Comitiva de Sabores pelo Pantanal

Mestre em hospitalidade pela Universidade Anhembi Morumbi, sócio-proprietário do Instituto de Pesquisas Paulo Machado, em Campo Grande, e apresentador do programa Comitiva de Sabores, da TV MS Record, comenta sobre os biomas e as tradições de sua região

Por: Prazeres Da Mesa | 23.jan.2017

Por Paulo Machado

Fotos Ricardo D’Angelo

Chef Paulo MachadoChuva fina, 5 da manhã na Fazenda Barra Mansa, Pantanal do Rio Negro, Mato Grosso do Sul. Esse é o cenário comum durante os meses de cheia (de novembro a fevereiro) e que forma um “banquete de águas”, como diria o poeta pantaneiro Manoel de Barros, na maior planície alagável do mundo. Um grupo de seis peões a cavalo, com chapéu largo, cavalga em direção a uma boiada. À ordem de um dos vaqueiros, uma manada de cerca de dez bois mansos avança para a frente, em direção à invernada onde outra rês aguarda, inquieta e impaciente. Os bois mansos, treinados, são sinuelos, que cercam a rês separada, envolvem-na, conduzem-na, como se estivessem destacados para acalmá-la, ante o destino final que para ela se avizinha: ser objeto do milenar sacrifício do abate de bovino para alimento da comunidade.

Depois de abatida a rês, sempre com gestos rápidos, os peões ajudam a levar o animal para dentro do barracão-açougue, onde sem vacilar o carneador entra em ação. Cortes decisivos vão separando o couro. A faca afiadíssima passa várias vezes pela chaira e, com golpes de precisão anatômica, vai definindo e retirando filés, paletas, coxões, picanhas, e surtuns (capas de filé) ao mesmo tempo que retira o dianteiro para fazer mantas de carne a ser salgadas e secas.

Parte dessas peças será consumida na forma de churrasco típico, precedido pelo obrigatório tereré (bebida servida em guampa de chifre de boi esculpida a mão e sorvida em bomba metálica, com água bem gelada e erva-mate). A cabeça de boi, assada inteira na brasa por 12 horas, é outra iguaria com a qual se esbalda o pantaneiro que aprecia a bochecha, a língua e os miolos.
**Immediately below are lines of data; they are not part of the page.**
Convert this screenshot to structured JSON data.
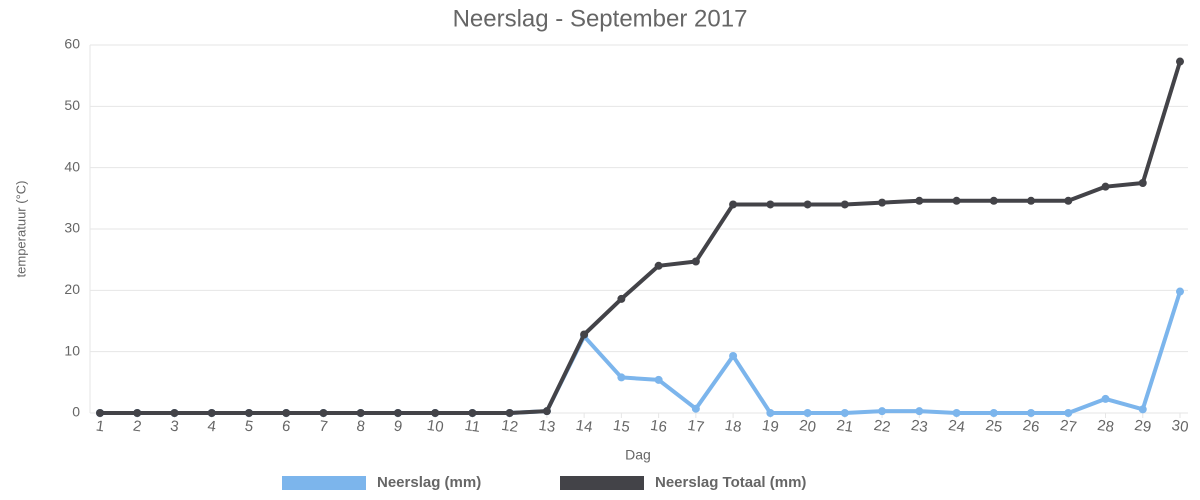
{
  "chart_data": {
    "type": "line",
    "title": "Neerslag - September 2017",
    "x_label": "Dag",
    "y_label": "temperatuur (°C)",
    "categories": [
      "1",
      "2",
      "3",
      "4",
      "5",
      "6",
      "7",
      "8",
      "9",
      "10",
      "11",
      "12",
      "13",
      "14",
      "15",
      "16",
      "17",
      "18",
      "19",
      "20",
      "21",
      "22",
      "23",
      "24",
      "25",
      "26",
      "27",
      "28",
      "29",
      "30"
    ],
    "series": [
      {
        "name": "Neerslag (mm)",
        "color": "#7cb5ec",
        "values": [
          0,
          0,
          0,
          0,
          0,
          0,
          0,
          0,
          0,
          0,
          0,
          0,
          0.3,
          12.5,
          5.8,
          5.4,
          0.7,
          9.3,
          0,
          0,
          0,
          0.3,
          0.3,
          0,
          0,
          0,
          0,
          2.3,
          0.6,
          19.8
        ]
      },
      {
        "name": "Neerslag Totaal (mm)",
        "color": "#434348",
        "values": [
          0,
          0,
          0,
          0,
          0,
          0,
          0,
          0,
          0,
          0,
          0,
          0,
          0.3,
          12.8,
          18.6,
          24.0,
          24.7,
          34.0,
          34.0,
          34.0,
          34.0,
          34.3,
          34.6,
          34.6,
          34.6,
          34.6,
          34.6,
          36.9,
          37.5,
          57.3
        ]
      }
    ],
    "ylim": [
      0,
      60
    ],
    "yticks": [
      0,
      10,
      20,
      30,
      40,
      50,
      60
    ],
    "grid": true,
    "legend": "bottom"
  }
}
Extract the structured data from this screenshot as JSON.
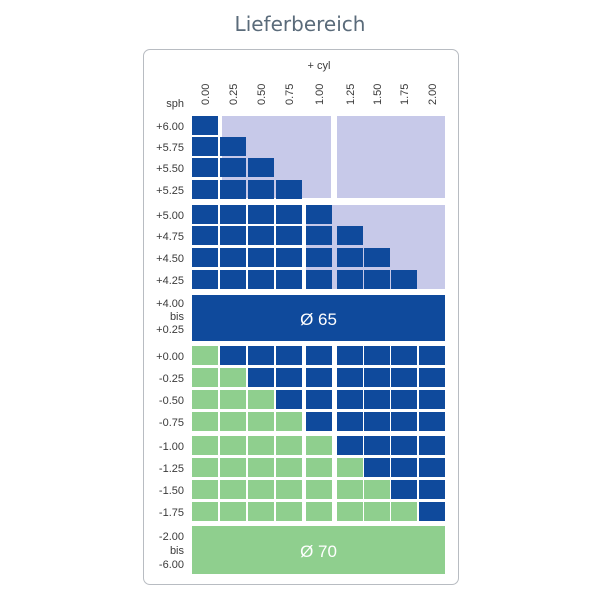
{
  "title": "Lieferbereich",
  "cyl_header": "+ cyl",
  "sph_header": "sph",
  "cyl_values": [
    "0.00",
    "0.25",
    "0.50",
    "0.75",
    "1.00",
    "1.25",
    "1.50",
    "1.75",
    "2.00"
  ],
  "sph_upper": [
    "+6.00",
    "+5.75",
    "+5.50",
    "+5.25",
    "+5.00",
    "+4.75",
    "+4.50",
    "+4.25"
  ],
  "sph_lower": [
    "+0.00",
    "-0.25",
    "-0.50",
    "-0.75",
    "-1.00",
    "-1.25",
    "-1.50",
    "-1.75"
  ],
  "band65": {
    "label_lines": [
      "+4.00",
      "bis",
      "+0.25"
    ],
    "text": "Ø 65"
  },
  "band70": {
    "label_lines": [
      "-2.00",
      "bis",
      "-6.00"
    ],
    "text": "Ø 70"
  },
  "colors": {
    "dark_blue": "#0f4a9c",
    "light_lavender": "#c7c9e9",
    "green": "#8fcf8e",
    "frame": "#b8bcc2"
  },
  "upper_available_count": [
    1,
    2,
    3,
    4,
    5,
    6,
    7,
    8
  ],
  "lower_green_count": [
    1,
    2,
    3,
    4,
    5,
    6,
    7,
    8
  ]
}
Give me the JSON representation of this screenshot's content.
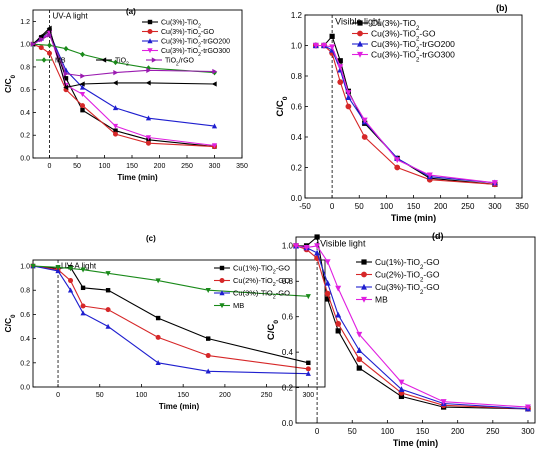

De carne extremamente saborosa, a cabeça é item fundamental das carneadas e festas na região. A base da cozinha, desde o século XIX, é a carne de gado, a mandioca e os pescados, entre outros animais.

O sabor defumado da carne que se dá pelo uso da lenha de angico no processo abre a comitiva de pratos que são encontrados na mesa local. O pernil de porco monteiro (raça local, criada livre) e o sarrabulho (guisado de vísceras com vinho tinto, batata e pimentão) são iguarias encontradas principalmente em datas comemorativas como o São João.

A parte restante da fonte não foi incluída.